In der praktischen und angewandten Mathematik und Informatik ist es fast immer wünschenswert, dass Aufgaben, einfach, und daher effizient lösbar sind, weil man ja normalerweise Probleme lösen will. Es wäre also wünschenswert wenn fast alle Aufgaben der Komplexitätsklasse P angehörten.
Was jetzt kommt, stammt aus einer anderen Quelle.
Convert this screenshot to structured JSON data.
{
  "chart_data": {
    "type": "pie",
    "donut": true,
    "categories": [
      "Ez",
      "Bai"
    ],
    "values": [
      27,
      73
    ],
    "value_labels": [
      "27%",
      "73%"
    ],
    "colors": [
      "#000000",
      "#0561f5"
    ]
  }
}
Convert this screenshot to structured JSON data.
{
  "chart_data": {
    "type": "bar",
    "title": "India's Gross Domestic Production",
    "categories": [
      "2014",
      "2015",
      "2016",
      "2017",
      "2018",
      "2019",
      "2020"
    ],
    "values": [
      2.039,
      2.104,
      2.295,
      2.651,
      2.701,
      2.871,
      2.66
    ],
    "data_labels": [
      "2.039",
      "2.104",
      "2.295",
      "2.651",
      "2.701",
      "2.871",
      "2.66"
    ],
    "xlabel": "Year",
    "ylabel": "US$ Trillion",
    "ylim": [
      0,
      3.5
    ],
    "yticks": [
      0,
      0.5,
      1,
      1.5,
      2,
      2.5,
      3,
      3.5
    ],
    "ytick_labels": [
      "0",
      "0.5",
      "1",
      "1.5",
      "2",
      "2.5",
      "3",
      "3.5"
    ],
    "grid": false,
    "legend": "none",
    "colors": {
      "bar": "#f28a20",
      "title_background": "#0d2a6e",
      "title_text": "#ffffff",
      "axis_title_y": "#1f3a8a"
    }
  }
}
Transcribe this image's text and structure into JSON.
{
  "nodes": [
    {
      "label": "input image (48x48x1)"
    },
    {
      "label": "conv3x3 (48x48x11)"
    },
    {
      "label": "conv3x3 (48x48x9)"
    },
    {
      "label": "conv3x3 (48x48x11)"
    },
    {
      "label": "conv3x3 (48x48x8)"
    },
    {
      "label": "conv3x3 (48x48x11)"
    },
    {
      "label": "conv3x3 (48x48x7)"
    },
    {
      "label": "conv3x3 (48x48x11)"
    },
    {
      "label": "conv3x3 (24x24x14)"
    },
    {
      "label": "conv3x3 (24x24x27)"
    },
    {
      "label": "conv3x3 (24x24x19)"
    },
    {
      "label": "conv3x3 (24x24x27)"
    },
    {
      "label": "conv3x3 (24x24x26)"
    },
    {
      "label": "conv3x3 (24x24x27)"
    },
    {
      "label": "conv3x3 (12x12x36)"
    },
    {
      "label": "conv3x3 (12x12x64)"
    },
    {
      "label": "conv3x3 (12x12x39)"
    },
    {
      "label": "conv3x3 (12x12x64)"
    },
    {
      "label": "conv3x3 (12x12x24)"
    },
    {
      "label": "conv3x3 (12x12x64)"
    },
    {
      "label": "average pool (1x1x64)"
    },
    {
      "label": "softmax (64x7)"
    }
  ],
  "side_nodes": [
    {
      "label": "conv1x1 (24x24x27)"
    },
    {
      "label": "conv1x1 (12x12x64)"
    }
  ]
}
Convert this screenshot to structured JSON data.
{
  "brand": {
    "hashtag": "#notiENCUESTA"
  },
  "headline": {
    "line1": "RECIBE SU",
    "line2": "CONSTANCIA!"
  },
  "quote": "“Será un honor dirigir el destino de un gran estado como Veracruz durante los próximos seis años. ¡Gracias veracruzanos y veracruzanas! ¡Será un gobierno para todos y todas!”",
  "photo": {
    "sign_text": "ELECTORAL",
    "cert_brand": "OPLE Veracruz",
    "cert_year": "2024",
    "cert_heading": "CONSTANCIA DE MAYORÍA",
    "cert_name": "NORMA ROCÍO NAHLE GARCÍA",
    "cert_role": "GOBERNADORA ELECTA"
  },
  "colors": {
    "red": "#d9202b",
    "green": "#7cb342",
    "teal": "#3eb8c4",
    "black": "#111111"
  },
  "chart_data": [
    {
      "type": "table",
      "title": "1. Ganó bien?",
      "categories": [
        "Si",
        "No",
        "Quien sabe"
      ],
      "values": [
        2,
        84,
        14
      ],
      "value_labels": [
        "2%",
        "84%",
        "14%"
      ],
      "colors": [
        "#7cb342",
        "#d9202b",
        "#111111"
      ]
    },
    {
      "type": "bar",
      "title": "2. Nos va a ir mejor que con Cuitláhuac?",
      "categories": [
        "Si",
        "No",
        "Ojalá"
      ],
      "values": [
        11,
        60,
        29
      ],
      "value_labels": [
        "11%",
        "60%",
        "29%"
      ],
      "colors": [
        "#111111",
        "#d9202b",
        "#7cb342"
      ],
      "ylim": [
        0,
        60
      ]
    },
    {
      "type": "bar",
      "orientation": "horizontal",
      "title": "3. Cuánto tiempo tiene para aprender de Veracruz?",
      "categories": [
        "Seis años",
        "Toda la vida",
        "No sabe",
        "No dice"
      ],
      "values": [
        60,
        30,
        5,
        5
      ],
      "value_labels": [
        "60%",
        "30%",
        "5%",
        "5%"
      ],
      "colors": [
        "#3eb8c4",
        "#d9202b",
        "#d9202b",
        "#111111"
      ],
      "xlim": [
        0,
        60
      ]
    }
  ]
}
Bei kryptographischen Anwendungen will man aber genau das Gegenteil: Die
Aufgabe soll so schwierig sein, dass kein Computer, am besten nicht
einmal die vereinigte irdische Rechenkapazität, in der Lage ist, die
Aufgabe z.B. innerhalb von 100 Milliarden Jahren zu lösen. Das ist aber
noch nicht alles. In der Kryptographie braucht man neben der
praktischen Unlösbarkeit der Aufgabe noch zusätzlich folgende
Eigenschaft: Lösungsvorschläge sollen nicht nur effizient, sondern sprichwörtlich in einem Augenblick überprüfbar sein.
Daraus folgt, dass kryptographischen Aufgabenstellungen der Komplexitätsklasse
NP angehören müssen. Das bekannteste Grundprinzip funktioniert bei Bitcoin wie folgt:
Die Adresse ist öffentlich, d.h., jeder kann mir darauf Bitcoins überweisen.
Den Key für diese Adresse kenne nur ich selbst.
Ich kann ihn als Lösungsvorschlag anwenden, worauf im Handumdrehen bestätigt wird, dass der Key zu der
Adresse passt, demnach ich im Besitz der darauf befindlichen Bitcoins
bin: Die Aufgabe "Passt ein bestimmter Key zu der Adresse" gehört zur
Komplexitätsklasse P, ist also in polynomialer Zeit, praktisch sogar im
Handumdrehen lösbar.
Es
ist für heutige Rechenleistungen unmöglich, für diese
Adresse den Key zu berechnen, demnach wird niemand anderes als ich
selbst jemals auf diese Bitcoins zugreifen können: Die Aufgabe "Finde
den Key zu einer bestimmten Adresse" gehört nicht zur
Komplexitätsklasse P (und damit zu NP), ist nicht in polynomialer Zeit,
und praktisch nach heutigem Stand überhaupt nicht lösbar.
dass es Aufgaben der Komplexitätsklasse NP überhaupt gibt,
insbesondere, dass die jeweilige Aufgabenstellung tatsächlich der Klasse NP angehört.
Sollte tatsächlich einmal
jemand ein Verfahren entdecken, das ECDSA effizient
löst, dann wäre Bitcoin grundsätzlich angreifbar. Der Angreifer wäre
grundsätzlich in der Lage, die Bitcoins vieler (bei weitem nicht aller) Adressen in seinen
Besitz zu bringen. Die weiteren Zusammenhänge und Folgen werden später diskutiert.
Die weitaus schwerwiegendere Frage, gleichzeitig Gegenstand der Forschung mit sehr hohen Preisgeldern, lautet:
Ist P = NP ?
Sind die heute der Komplexitätsklasse NP angehörigen Aufgaben tatsächlich
(also mathematisch beweisbar) schwierig, oder sind sie es lediglich
deshalb, weil noch keine Verfahren gefunden wurden, mit denen sich
diese Aufgaben in polynomialer Zeit, also effizient lösen lassen?
Sollte die Antwort auf P = NP ? eines Tages tatsächlich einmal "Ja"
lauten, dann hätte dies vermutlich keine praktischen Folgen. Die weiteren Zusammenhänge und Folgen werden später diskutiert.